- Full name: Nada Ayman Ibrahim Fahmy Mohamed Mohamed
- Born: 7 February 1999 (age 27) Cairo, Egypt

Gymnastics career
- Discipline: Women's artistic gymnastics
- Country represented: Egypt
- Club: Cairo Sporting Club
- Medal record
Women's artistic gymnastics
Representing Egypt
African Championships
| Gold medal – first place | 2016 Algiers | Team |
| Gold medal – first place | 2016 Algiers | Balance beam |

= Nada Ayman Ibrahim =

Egyptian artistic gymnast (born 1999)

Nada Ayman Ibrahim Fahmy Mohamed Mohamed (born 7 February 1999) is an Egyptian former artistic gymnast. She competed for Egypt at the 2014 Summer Youth Olympics and at the 2015 World Championships. She is the 2014 African Junior all-around champion and the 2016 African balance beam champion.

== Gymnastics career ==
=== Junior ===
Ibrahim won a gold medal with the junior Egyptian team at the 2012 African Championships. She also helped Egypt win the team title at the 2014 African Junior Championships, and she won the individual all-around title. She was then selected to represent Egypt at the 2014 Summer Youth Olympics. She finished 26th in the all-around during the qualification round, and she was the second reserve for the vault final.

=== Senior ===
Ibrahim became age-eligible for senior competitions in 2015. She competed on all four apparatuses at the 2015 Osijek World Challenge Cup but did not advance into any finals. She then placed 10th in the all-around at the Hungarian Grand Prix. She competed at the 2015 World Championships and finished 144th in the all-around during the qualification round.

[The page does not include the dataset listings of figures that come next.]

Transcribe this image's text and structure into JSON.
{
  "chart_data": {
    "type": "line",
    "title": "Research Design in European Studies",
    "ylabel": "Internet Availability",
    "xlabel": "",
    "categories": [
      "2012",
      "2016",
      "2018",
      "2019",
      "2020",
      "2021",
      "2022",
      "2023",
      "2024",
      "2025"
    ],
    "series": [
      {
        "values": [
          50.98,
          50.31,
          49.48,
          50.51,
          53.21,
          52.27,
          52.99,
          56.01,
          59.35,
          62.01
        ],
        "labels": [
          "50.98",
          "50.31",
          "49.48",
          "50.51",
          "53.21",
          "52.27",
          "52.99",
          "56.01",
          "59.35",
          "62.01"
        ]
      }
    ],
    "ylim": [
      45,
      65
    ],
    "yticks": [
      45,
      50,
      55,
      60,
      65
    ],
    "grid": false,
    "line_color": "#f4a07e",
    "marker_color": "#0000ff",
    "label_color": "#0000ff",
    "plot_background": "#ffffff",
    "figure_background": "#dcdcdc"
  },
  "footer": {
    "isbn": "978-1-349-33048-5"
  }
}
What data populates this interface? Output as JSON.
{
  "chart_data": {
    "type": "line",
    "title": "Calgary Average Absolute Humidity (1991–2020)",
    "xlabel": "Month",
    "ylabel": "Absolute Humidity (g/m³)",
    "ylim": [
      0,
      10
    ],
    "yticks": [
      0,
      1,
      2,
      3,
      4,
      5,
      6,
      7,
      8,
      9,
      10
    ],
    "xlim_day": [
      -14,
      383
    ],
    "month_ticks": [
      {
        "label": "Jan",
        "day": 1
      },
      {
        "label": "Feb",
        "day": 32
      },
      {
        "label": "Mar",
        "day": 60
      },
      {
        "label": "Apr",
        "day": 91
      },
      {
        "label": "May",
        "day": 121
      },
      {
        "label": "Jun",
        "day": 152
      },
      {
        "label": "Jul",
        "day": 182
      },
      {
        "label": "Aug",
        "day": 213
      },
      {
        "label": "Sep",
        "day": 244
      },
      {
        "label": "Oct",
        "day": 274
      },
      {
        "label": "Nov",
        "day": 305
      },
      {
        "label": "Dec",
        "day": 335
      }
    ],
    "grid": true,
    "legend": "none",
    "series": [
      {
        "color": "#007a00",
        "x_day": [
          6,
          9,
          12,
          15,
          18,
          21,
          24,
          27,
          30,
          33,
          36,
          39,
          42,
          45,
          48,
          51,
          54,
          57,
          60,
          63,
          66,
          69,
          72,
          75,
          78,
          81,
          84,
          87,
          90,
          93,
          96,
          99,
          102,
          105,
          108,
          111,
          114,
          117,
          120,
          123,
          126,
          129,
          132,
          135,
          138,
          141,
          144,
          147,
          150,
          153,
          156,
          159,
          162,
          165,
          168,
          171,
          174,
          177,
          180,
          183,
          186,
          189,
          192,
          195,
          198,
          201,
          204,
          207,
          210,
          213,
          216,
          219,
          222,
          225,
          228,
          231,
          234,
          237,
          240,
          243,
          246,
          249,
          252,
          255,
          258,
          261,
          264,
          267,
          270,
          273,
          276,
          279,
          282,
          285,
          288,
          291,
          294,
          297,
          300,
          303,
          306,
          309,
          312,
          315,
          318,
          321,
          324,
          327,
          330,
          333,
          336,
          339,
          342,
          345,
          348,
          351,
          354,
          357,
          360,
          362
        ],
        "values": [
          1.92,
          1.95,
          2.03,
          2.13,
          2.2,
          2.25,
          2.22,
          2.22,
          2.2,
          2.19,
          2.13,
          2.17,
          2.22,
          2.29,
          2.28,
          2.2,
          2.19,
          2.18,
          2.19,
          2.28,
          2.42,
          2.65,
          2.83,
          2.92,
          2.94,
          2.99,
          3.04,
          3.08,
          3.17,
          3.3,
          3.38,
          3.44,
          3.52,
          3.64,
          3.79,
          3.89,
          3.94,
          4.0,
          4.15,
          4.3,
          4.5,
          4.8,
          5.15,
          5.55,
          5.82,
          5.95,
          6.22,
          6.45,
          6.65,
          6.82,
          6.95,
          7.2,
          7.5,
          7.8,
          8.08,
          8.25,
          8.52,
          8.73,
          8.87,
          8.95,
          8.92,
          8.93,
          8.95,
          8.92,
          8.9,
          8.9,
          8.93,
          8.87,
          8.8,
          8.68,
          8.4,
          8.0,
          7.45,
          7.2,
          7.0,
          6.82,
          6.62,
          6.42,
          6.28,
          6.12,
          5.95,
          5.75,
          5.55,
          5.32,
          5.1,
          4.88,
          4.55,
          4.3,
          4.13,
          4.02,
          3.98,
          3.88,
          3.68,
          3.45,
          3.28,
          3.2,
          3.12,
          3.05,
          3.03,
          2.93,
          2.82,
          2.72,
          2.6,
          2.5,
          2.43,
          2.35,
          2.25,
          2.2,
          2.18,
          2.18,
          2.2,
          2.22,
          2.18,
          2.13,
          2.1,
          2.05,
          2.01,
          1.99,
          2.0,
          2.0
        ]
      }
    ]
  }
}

At the 2016 African Championships, Ibrahim helped Egypt win the team title, and she placed fourth in the all-around. In the event finals, she won a gold medal on the balance beam by over half a point. She also finished fourth in both the vault and uneven bars finals. Then at the Stella Zakharova Cup, she won a silver medal with the Egyptian team, and she won a silver medal on the vault. She competed on the uneven bars, balance beam, and floor exercise at the 2016 Szombathely World Challenge Cup but did not advance into any finals. This was the final competition of her career.